Exactly that’s my point….I’m not at all shy.
I’m extremely loud and over the top in my comfort zones.
It’s just out there with the world, I feel afraid so I don’t allow them in, they don’t really know me.
I AM NOT SHY……..Errrrrghhh. Eyes just freak me out….lol
I think people mean well and believe that by telling me there is nothing wrong with me, they think they are helping me in some strange kind of way. They don’t realise just how insulting it actually is. If I was this weird and there was nothing wrong with me, I’d be very, very strange don’t you think…..giggle
Do you understand what I am saying???
Does anyone get what I’m saying here?
I mean who else gets up every night at 3am instinctively to go and sing and pray to God.
Monks, Nuns.
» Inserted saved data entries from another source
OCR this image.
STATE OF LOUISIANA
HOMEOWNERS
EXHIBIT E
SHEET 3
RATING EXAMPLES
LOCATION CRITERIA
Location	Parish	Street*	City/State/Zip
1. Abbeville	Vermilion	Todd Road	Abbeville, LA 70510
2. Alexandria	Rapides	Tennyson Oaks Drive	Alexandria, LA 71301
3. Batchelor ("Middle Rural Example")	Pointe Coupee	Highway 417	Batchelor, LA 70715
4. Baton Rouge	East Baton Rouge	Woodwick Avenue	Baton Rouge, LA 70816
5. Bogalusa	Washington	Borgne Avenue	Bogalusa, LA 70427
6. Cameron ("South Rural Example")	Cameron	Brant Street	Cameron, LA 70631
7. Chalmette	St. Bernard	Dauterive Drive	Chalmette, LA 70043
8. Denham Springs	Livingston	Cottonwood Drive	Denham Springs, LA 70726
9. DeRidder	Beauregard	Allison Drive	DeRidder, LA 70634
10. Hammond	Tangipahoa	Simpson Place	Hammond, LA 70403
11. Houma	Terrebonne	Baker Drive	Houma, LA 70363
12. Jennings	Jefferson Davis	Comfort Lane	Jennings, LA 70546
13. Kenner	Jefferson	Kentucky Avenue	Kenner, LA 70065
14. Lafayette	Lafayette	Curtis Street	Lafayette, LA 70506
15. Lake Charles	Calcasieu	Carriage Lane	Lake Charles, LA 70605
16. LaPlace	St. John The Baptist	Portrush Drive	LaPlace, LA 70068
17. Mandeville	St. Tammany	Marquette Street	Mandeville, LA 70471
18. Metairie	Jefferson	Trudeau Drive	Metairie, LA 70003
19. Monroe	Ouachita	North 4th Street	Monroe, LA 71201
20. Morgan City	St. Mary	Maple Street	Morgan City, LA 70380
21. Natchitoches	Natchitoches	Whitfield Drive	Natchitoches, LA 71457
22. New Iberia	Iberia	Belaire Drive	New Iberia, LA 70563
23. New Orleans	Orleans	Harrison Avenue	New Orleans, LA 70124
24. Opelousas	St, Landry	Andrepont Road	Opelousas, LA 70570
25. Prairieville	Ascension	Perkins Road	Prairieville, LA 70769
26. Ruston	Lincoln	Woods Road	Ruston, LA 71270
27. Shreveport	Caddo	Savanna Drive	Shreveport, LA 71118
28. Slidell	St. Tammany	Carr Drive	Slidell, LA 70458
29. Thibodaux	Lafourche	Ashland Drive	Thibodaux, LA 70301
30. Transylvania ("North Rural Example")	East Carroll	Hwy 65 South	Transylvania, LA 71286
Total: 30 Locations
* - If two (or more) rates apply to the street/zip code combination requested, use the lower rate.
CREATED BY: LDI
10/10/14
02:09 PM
I don’t think they do it instinctively, I think they have bells to wake them up.
Who else has only one real friend when they are as friendly and open as me.
Yes…. I just find it very insulting when they say stupid things like that.
It’s the same with my kids, when they say she’ll grow out of it.
Why does she have to grow out of anything. Apart from her clothes and shoes.
It’s just who she is, how she’s made. The way she is created.
I’m so glad God loves us all and we can all be ourselves with Him.
So anyway, here ends the RANT.
I hope I haven’t offended anybody with my openness and honesty here.
I didn’t intend to and I’m dreadfully sorry if I have.
BUT….if you look at the top of my blog page it does say
Alienhippy’s blog “A place where I can be me”
Love and hugs. xx 🙂
Prince William fixed me, I have blogged from home….YAY!!!!!!!!!